Ce titre aurait pu s'intituler :
_" La femme du Nord " car beaucoup d'épouses dont le mari partait travailler très tôt avaient les mêmes habitudes, travaux ménagers, corvées diverses, étant donné que ce mot corvées avait une réelle signification dans les années où aucun appareil n'existait pour allèger les taches ménagères combien dures et nombreuses dans une maison.
Dans le Nord les maisons sont astiquées, le sol lavé chaque jour, j'ai le souvenir d'avoir entendu des phrases à mon encontre :
_ Chez toi on peut manger par terre, ou celle-ci, on pourrait rouler sur le sol une motte de beurre, et je sais ce que tu auras dans ta tombe, un balai et une wassingue...mouais... ! "etc...
Les temps ont changé, la propreté est restée, mais la casse-pieds reine du nettoyage a délaissé ses accessoires, sans pour cela négliger le principal et l'hygiène, de maniaque je suis devenue vivable !
Revenons au texte écrit en 1974 à peu près, par Louis Lengrand mineur du Nord :
_ " La femme du mineur "_
Dont je vous fais un résumé.
Ma femme se levait à quatre heures du matin, elle préparait le café et m'en apportait une tasse.
Elle disait doucement : " Il est l'heure ", pour ne pas réveiller les gosses.
Elle préparait la musette, je prenais deux tartines, du café, l'embrassait et je partais.
Pour un mineur de fond c'est toujours la femme qui apporte le café.
Vous auriez pu faire le tour des maisons du coron dans le Nord à cinq heures du matin, c'est toujours la femme qui vous aurait ouvert la porte.

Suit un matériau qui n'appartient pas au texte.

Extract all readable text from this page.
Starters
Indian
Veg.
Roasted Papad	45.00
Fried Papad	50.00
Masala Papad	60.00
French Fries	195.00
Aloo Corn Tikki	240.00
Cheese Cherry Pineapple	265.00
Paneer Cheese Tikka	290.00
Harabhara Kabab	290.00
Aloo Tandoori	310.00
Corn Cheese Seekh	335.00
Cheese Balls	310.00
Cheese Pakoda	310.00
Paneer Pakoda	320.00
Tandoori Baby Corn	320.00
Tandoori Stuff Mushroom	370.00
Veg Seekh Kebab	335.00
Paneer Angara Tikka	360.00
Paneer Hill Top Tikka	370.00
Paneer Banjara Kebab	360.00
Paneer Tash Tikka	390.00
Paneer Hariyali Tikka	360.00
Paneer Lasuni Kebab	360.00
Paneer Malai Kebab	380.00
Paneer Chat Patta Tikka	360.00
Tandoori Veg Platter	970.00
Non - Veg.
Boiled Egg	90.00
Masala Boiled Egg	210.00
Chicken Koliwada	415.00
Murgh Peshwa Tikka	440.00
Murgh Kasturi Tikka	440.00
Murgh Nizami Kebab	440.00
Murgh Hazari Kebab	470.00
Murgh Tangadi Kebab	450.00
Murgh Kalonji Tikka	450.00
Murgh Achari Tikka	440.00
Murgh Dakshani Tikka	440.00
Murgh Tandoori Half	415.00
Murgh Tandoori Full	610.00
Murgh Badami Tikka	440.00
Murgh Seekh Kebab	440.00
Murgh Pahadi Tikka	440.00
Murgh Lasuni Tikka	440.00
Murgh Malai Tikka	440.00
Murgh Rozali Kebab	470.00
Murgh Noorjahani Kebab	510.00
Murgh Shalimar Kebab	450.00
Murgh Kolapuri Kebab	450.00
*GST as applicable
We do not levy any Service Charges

En général elle ne se recouche plus, elle lave la maison.
Après les gosses se lèvent.
Et le soir, quand l'homme est couché, ainsi que les enfants, sa journée à elle n'est pas finie, elle remet des pièces aux pantalons, elle raccommode...
Les maisons des mineurs sont les plus propres du monde.
C'est toujours sale et c'est toujours propre...!
Dans le pays minier il y a de la poussière, la femme du mineur lave sa maison tous les jours.
On faisait le ruisseau, c'est à dire qu'elle nettoyait le ruisseau devant sa maison, et sitôt fini, elle frappait à la fenêtre de sa voisine qui lavait le ruisseau devant chez elle et frappait à son tour chez la voisine.
Un garde des Houillères passait pour voir si le ruisseau était fait.
S'il ne l'était pas il frappait au carreau de la maison concernée.
Il punissait celles qui ne lavaient pas ce ruisseau en criant très fort " Ruisseau ! "La femme du mineur lave tous les jours les planchers, les carreaux, car il y a de la poussière partout.Parfois je disais à ma femme :
_" Laisse-donc, demain ce sera la même chose " _ " Ah non ! ".
Laver, rapiécer c'était sa vie de tous les jours.
Maintenant, je ne pense pas que les jeunes rapiècent encore ...( Et que non mon bon monsieur, c'est pas plus mal ).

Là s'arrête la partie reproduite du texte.